It’s good advice to consider expensive purchases carefully before buying. And the more expensive the purchase, the more consideration you should give. A good rule of thumb is to wait one day for each $100 that the item costs.
Often we’re presented with payment options for a large purchase. These may include a one-time payment option, or periodic options like annual, quarterly, or monthly payments.
We recently had two big expenses to consider. Each one was between one and two thousand dollars. And each one had its own set of multiple payment options.
Pay in full vs. pay interest-free in installments
The first was an operation for our six-year-old dog who tore out a ligament and couldn’t walk.
The options available for payment of the operation were to pay the entire amount up front, or to use a health care credit card offered by the vet to pay over time with no interest.
This is actually three options, because if we use a credit card to pay up front, we can choose either to pay the next bill in full, or to stretch it out over time.
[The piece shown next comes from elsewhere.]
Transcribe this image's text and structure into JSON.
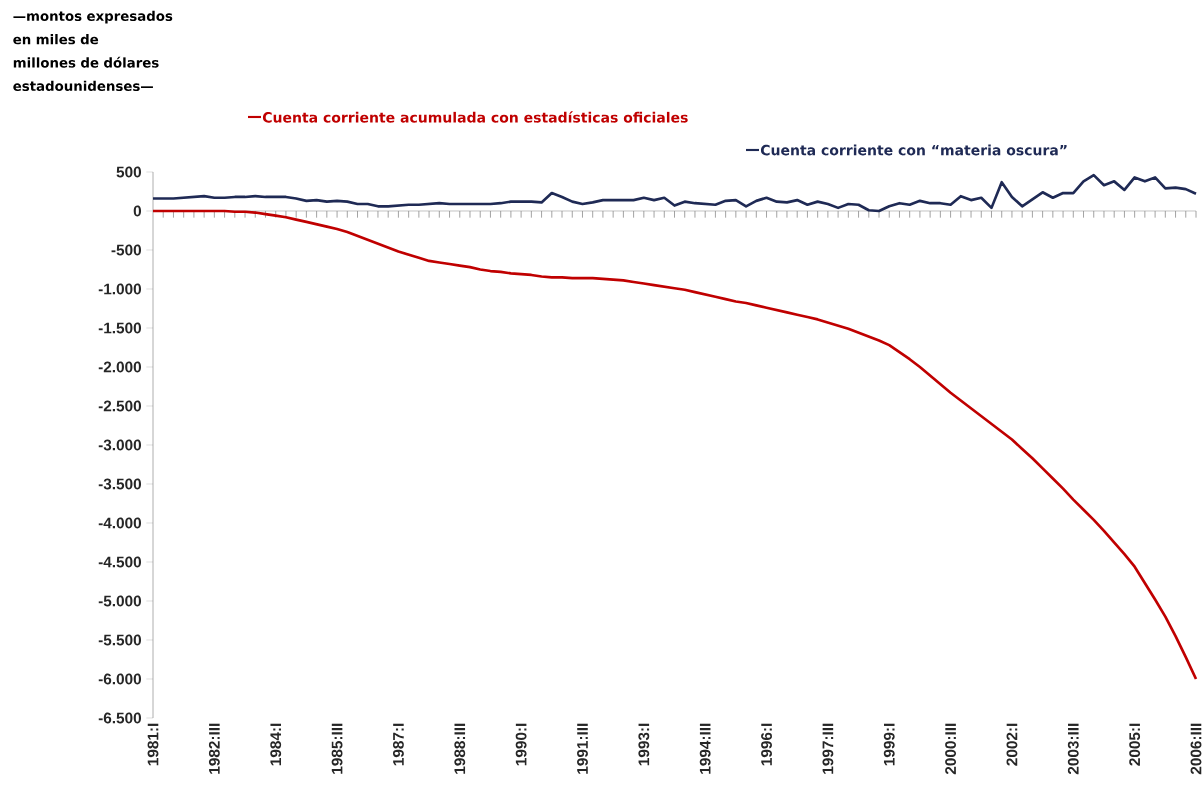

We didn’t really consider carrying a balance on our credit card to be a viable option, because that’s not a road we want to go down if we don’t have to.
And though the health care credit card did get our attention, reviewing the terms and conditions was enough to show us that it was risky to do this. (There were too many ways to screw up, and this was possibly by design.)
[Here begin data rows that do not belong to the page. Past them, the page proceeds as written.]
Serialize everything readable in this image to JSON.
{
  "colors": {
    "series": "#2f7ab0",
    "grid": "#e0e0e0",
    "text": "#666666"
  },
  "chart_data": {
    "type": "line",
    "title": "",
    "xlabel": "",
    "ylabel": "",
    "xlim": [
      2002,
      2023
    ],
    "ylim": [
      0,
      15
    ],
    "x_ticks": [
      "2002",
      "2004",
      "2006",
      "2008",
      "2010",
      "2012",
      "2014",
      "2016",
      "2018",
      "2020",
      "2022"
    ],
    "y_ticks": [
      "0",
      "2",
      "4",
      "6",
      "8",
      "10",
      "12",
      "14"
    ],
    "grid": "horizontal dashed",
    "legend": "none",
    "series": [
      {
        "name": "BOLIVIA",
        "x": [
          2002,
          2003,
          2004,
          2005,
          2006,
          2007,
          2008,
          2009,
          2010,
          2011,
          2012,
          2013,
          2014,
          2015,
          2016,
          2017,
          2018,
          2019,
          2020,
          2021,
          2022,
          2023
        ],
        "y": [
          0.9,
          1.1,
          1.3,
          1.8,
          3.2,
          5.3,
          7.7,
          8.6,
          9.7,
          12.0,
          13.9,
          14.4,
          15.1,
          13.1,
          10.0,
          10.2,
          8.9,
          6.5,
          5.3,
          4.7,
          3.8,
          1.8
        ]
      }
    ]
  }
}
So for this one we decided to pay up front.
Pay monthly vs. pay for a full year with a discount
The second big expense was the fee for our daughter’s swim team.
We could pay for this monthly, or pay for the entire year at once, with a discount. The one-time payment would have been about $75 less than the sum of the monthly payments.
If we hadn’t had the dog operation on top of this one, we would have paid the entire amount for the swim team up front, because the discount was significant.
But we made the determination that we couldn’t pay for both of these up front without strapping us in other areas. Paying this fee by the month, though more expensive, was less of a risk.
So, despite the discount, we’re paying for our daughter’s swim team fee by the month.
Things to consider
I’ll call out some of the questions that we asked when making these decisions:
- Is there a discount for paying up front? If so, how much?
It should be the case that paying up front is at least no more expensive than paying in installments. (There’s rarely a reason to pay more if you’re paying up front!)
But if there’s no discount for paying up front, it becomes a tougher sell. The reason is that the money can be invested before it’s paid, but not after.
It doesn’t take a huge up-front discount to make it worthwhile to pay up front (all other things being equal). Savings accounts pay zero-point-diddly right now. Even a 5% discount is pretty good!
- What could happen if there’s a lapse in payment?
The repercussions of this worried us enough that we paid in full for our dog’s operations, even though we had the option of paying over time (up to 18 months) interest-free. Missing a payment could have cost us hundreds of dollars in retroactive interest, not to mention the ding on our credit reports.
If we missed a swim team payment? Not so much financially, but our daughter sure wouldn’t be pleased with us.
- What about the broader context? Will it strap you?
If it made sense to pay both of these expenses in full, why didn’t we?
Good deals always are taken in context. Since we have the bigger picture of our finances, we stepped back from paying both of them in full in light of some uncertainty in our financial picture. What could be a good deal one month could be foolhardy the next month.
If you’ve made a careful decision to buy something, make an equally careful decision how you pay for it.